Jocelyn Morlock: Winnipeg New Music Festival

Jocelyn Morlock  (14 December 1969 – 27 March 2023) was a composer who lived in Vancouver, Canada, the unceded territory of the Musqueam, Squamish, and Tsleil Waututh First Nations. Her music is inspired by birds, insomnia, nature, fear, other people’s music and art, nocturnal wandering thoughts, lucid dreaming, death, and the liminal times and experiences before and after death.

The JUNO® Award-winning composer worked with the Vancouver Symphony Orchestra as their first female Composer-in-Residence (2014-2019), after completing her term (2012-2014) as inaugural Composer-in-Residence for Vancouver’s Music on Main, co-host of ISCM World New Music Days 2017.
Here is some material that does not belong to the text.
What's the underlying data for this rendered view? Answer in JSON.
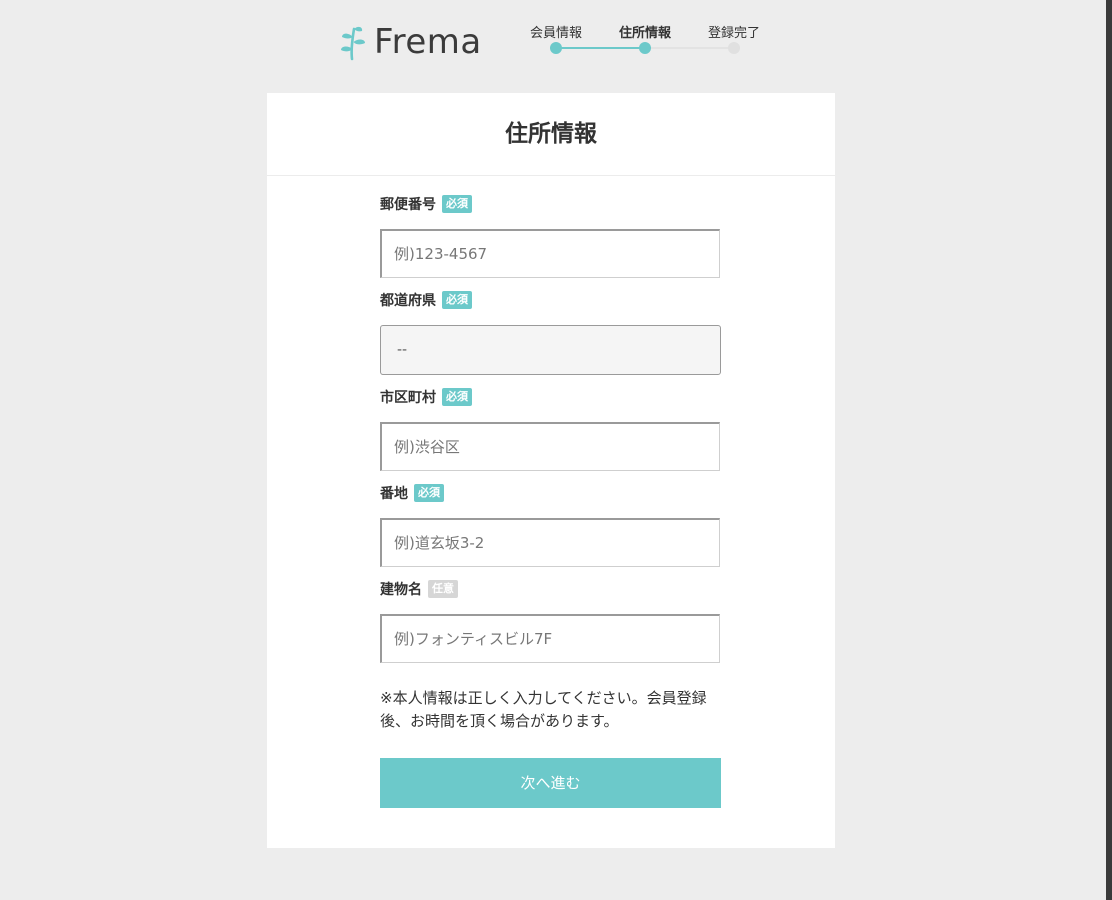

In 2018 Morlock won a JUNO® for Classical Composition of the Year (for My Name is Amanda Todd – part of the National Arts Centre Orchestra’s multi-media work, Life Reflected); the Western Canadian Music Award for Classical Composer of the Year; the Jan V. Matejcek New Classical Music Award (SOCAN); and the Barbara Pentland Award for Outstanding Contributions to Canadian Music (Canadian Music Centre). Other accolades include the Mayor’s Arts Award for Music in Vancouver (2016), a 2011 JUNO® nomination for Classical Composition of the Year, Top 10 at the 2002 International Rostrum of Composers (Lacrimosa), six nominations and two wins at the Western Canadian Music Awards, and winner of the 2003 CMC Prairie Region Emerging Composers competition.
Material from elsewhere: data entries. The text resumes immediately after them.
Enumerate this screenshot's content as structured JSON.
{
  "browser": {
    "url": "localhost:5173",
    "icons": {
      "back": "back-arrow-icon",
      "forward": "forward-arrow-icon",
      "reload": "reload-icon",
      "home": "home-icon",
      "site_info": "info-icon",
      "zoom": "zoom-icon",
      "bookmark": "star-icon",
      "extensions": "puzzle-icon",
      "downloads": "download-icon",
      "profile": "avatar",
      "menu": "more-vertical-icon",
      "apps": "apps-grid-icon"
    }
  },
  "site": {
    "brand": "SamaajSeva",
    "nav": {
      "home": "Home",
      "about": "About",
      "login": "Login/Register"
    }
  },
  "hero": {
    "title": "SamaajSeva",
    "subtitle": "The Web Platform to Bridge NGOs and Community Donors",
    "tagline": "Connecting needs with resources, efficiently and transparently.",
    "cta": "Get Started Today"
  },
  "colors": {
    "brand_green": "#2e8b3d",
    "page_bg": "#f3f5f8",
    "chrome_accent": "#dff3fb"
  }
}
Morlock’s international career was launched at the 1999 International Society for Contemporary Music’s World Music Days with Romanian performances of her quartet Bird in the Tangled Sky. Since then, she has been the composer of record for several significant music competitions, including the 2008 Eckhardt-Gramatté National Music Competition and the 2005 Montreal International Music Competition, for which she wrote Amore, a tour de force vocal work that has gone on to receive more than 70 performances and numerous radio broadcasts.

Recent premieres include Serpentine Paths written for cellist Rachel Mercer and violinist Akemi Mercer-Niewohner for their new album Our Strength, Our Song, which celebrates sisterhood and music by Canadian women; Stone’s Throw for Vancouver-based, internationally renowned new music sextet Standing Wave, the Resident Ensemble at Gaudeamus 2020; Strange Loop, written for Otto Tausk and the Vancouver Symphony Orchestra for their 100th anniversary; Io, Io! written in celebration of the Vancouver Cantata Singers’ 60th anniversary, Lucid Dreams, a cello concerto written for Ariel Barnes’ final appearance as principal cellist of the Vancouver Symphony Orchestra before leaving to join the Nuremberg Symphony Orchestra, and O Rose, written for Bramwell Tovey’s final concert as Vancouver Symphony Orchestra Music Director after 18 years of service.

Jocelyn Morlock completed a Bachelor of Music in piano performance at Brandon University, studying with pianist Robert Richardson. She received both a Master’s degree and a Doctorate of Musical Arts from the University of British Columbia.